Ciascuno deve operare nell’ambito suo proprio.
Siamo tutti bravi
nel risolvere i problemi dell’ONU, dell’Europa, del Medio
Oriente e così via, vale a dire tutti quei problemi nei quali
non abbiamo la minima capacità di influire. Diventa più
difficile invece discutere, magari offrendo ipotesi di soluzione
utilizzando una enorme quantità di esperienze oggi inutilizzate,
i problemi più vicini a noi, quelli del paese, della città,
della provincia. Quelli per i quali, superate le incrostazioni,
le vischiosità del contingente, magari piccoli interessi di
bottega, in realtà sarebbe più facile produrre rendendo un
servizio alla gente, realizzando cioè il vero fine della
politica nobile.
Scrivendo questa nota, di getto, con lo stesso entusiasmo di un
tempo, con la serenità della maturità, con l’obiettività di chi
è fuori dalla militanza politica, so benissimo di rischiare
l’accusa, al minimo, di velleitarismo, o di attivare gli
specialisti della dietrologia. Ma sento, parlando con tanta
gente, o leggendo la stessa citata lettera di Visini, che una
domanda di discussione, di incontro c’é.
Come concretizzare, come tentare di porre sul terreno concreto
il tema, che iniziativa varare?
Non avrei soverchia difficoltà a farlo io stesso, con tutte le
cose, più o meno importanti che ho organizzato, anche a livello
nazionale, anche in termini innovativi, anche andando
controcorrente. Non mi parrebbe però coerente con quanto detto
prima. Io sono in una delle undici case, sia pure la più neutra
di tutte. Potrebbe però esserci chi suonasse la campana per
chiamare a raccolta, su temi concernenti i valori al di fuori
delle problematiche contingenti, quanti in quei valori hanno
comune matrice. La cristianizzazione avanzante della società non
è elemento che interessi unicamente la sfera religiosa in quanto
a valori che vengono meno, a precetti di vita che svaniscono non
subentrano altri valori, altre regole di vita, ma sale il vuoto
che inaridisce la società, che apre prospettive non liete per le
generazioni a venire, addirittura che può aprire la strada ad
altre culture più attente ai valori dello spirito.

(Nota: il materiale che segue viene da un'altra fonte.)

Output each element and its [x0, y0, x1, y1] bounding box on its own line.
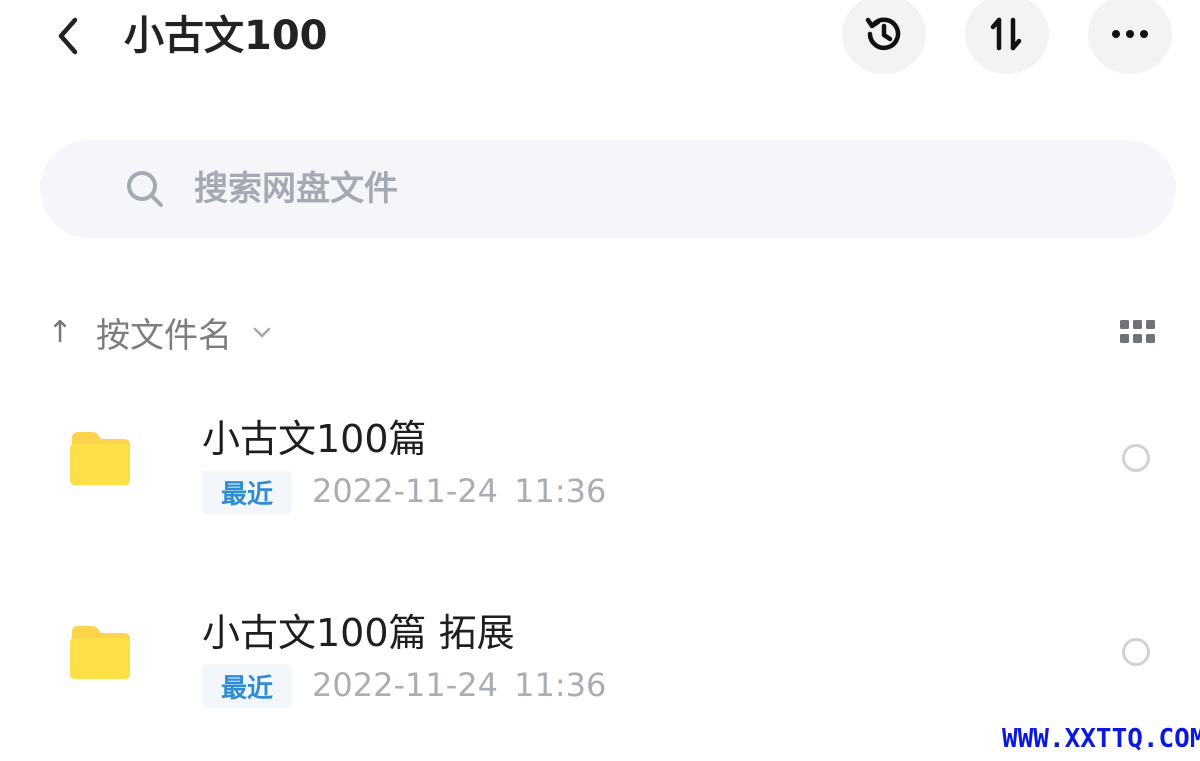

Non mi tiro indietro naturalmente.
A quanti invio la presente
chiedo di pensarci. Ci fosse un minimo di disponibilità da parte
di tutti, ripeto, lasciando da parte qualsiasi problema
contingente che può vedere legittime posizioni diverse, e
puntando l’attenzione sulle cose che contano, quelle del
profondo della coscienza, potremmo anche dar vita ad una
iniziativa di incontro, “Incontro per le cose che contano,
guardando al futuro, attingendo al passato”.